Concernant les régimes d'exception, il est vrai que les amendements du rapporteur ont permis à notre assemblée de revenir sur quelques dispositions sénatoriales. Mais le lobbying des notaires a bien fonctionné, et le délai de soixante-quinze ans pour les minutes notariales a été maintenu, tout comme celui de cent ans pour les documents portant atteinte à la sécurité des personnes. Encore une fois, nous sommes en plein recul par rapport aux intentions affichées par le ministère.
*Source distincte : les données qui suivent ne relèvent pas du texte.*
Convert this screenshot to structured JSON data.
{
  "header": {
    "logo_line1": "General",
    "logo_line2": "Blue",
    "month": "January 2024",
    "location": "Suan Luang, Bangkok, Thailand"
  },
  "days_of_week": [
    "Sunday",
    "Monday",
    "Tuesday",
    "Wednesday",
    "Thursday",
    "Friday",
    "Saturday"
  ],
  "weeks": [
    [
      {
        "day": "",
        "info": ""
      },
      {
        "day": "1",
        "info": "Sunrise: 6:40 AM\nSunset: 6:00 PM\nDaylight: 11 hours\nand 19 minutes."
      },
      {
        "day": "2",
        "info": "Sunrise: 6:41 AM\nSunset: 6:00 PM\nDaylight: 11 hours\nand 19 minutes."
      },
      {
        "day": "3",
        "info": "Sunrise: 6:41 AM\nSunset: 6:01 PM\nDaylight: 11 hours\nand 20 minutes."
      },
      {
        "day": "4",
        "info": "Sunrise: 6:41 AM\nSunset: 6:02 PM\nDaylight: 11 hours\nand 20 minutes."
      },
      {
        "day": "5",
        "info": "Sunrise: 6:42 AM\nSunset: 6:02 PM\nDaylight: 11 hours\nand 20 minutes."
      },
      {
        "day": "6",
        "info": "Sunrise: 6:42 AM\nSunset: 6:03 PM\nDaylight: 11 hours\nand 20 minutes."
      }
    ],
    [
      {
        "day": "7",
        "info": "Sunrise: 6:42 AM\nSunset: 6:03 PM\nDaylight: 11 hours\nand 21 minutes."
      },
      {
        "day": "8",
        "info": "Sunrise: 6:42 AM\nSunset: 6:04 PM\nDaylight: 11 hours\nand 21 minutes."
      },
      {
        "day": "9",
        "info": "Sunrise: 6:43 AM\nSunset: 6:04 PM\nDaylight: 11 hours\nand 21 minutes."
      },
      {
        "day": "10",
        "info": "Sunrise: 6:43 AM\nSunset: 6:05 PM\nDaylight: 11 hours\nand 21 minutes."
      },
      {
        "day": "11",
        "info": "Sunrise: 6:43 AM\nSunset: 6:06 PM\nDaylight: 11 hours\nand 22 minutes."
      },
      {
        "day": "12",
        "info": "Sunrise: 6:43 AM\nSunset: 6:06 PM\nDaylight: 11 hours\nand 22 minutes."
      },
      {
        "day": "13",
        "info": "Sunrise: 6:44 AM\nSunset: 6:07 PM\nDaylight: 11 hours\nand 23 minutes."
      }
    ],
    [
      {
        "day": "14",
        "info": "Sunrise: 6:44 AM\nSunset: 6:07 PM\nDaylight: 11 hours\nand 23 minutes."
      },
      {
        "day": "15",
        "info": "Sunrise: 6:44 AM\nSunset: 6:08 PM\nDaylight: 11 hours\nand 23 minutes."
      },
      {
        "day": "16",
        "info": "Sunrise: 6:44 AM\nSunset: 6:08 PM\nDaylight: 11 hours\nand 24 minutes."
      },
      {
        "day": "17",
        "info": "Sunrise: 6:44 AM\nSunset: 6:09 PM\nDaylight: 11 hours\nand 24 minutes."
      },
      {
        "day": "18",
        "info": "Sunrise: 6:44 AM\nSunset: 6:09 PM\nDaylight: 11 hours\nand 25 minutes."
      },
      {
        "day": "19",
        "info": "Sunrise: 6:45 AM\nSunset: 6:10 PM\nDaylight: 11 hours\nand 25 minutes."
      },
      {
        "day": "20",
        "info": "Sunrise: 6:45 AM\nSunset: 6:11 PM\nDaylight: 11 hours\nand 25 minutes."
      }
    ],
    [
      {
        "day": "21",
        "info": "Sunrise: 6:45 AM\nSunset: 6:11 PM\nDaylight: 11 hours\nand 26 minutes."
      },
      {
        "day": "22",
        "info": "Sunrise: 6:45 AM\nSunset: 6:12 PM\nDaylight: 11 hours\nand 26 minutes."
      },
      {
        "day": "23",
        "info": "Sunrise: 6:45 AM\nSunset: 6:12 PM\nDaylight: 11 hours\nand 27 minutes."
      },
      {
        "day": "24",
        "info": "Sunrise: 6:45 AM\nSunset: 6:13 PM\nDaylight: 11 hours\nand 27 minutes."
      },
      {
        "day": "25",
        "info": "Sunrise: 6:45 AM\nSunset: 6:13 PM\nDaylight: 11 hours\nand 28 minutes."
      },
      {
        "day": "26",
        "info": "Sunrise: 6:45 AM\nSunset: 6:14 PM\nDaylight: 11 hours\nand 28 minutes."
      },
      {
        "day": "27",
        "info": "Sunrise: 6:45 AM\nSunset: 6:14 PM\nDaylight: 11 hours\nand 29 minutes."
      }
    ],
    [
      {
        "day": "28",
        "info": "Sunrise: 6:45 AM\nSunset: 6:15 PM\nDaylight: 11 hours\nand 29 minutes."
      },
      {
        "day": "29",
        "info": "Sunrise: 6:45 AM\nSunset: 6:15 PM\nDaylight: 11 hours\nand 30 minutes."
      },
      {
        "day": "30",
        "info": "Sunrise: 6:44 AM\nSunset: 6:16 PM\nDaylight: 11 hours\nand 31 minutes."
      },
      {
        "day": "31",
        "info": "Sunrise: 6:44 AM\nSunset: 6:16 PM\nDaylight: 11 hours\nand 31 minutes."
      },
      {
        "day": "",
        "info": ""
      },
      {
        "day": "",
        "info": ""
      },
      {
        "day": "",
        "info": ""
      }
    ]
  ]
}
Je ne reviendrai pas sur les enjeux d'une recherche historique ambitieuse ; je constate simplement que vous entravez le nécessaire travail des historiens avec cette loi qui méconnaît leurs revendications.
Ce texte consacre aussi le recours à des entreprises privées pour la gestion des archives courantes. Vous dites, monsieur le secrétaire d'État, qu'il s'agit de reconnaître dans la loi une pratique de plus en plus répandue. Vous abandonnez donc le préarchivage par la direction des archives de France pour le déléguer à chaque administration et aux collectivités locales, lesquelles pourront avoir recours à des entreprises privées. Cette disposition aura pour corollaire la multiplication des lieux d'archivages. Cette « balkanisation des archives » redoutée par Guy Braibant ne facilitera pas la tache des chercheurs.
Des entreprises privées pourront gérer et stocker des archives courantes et intermédiaires,…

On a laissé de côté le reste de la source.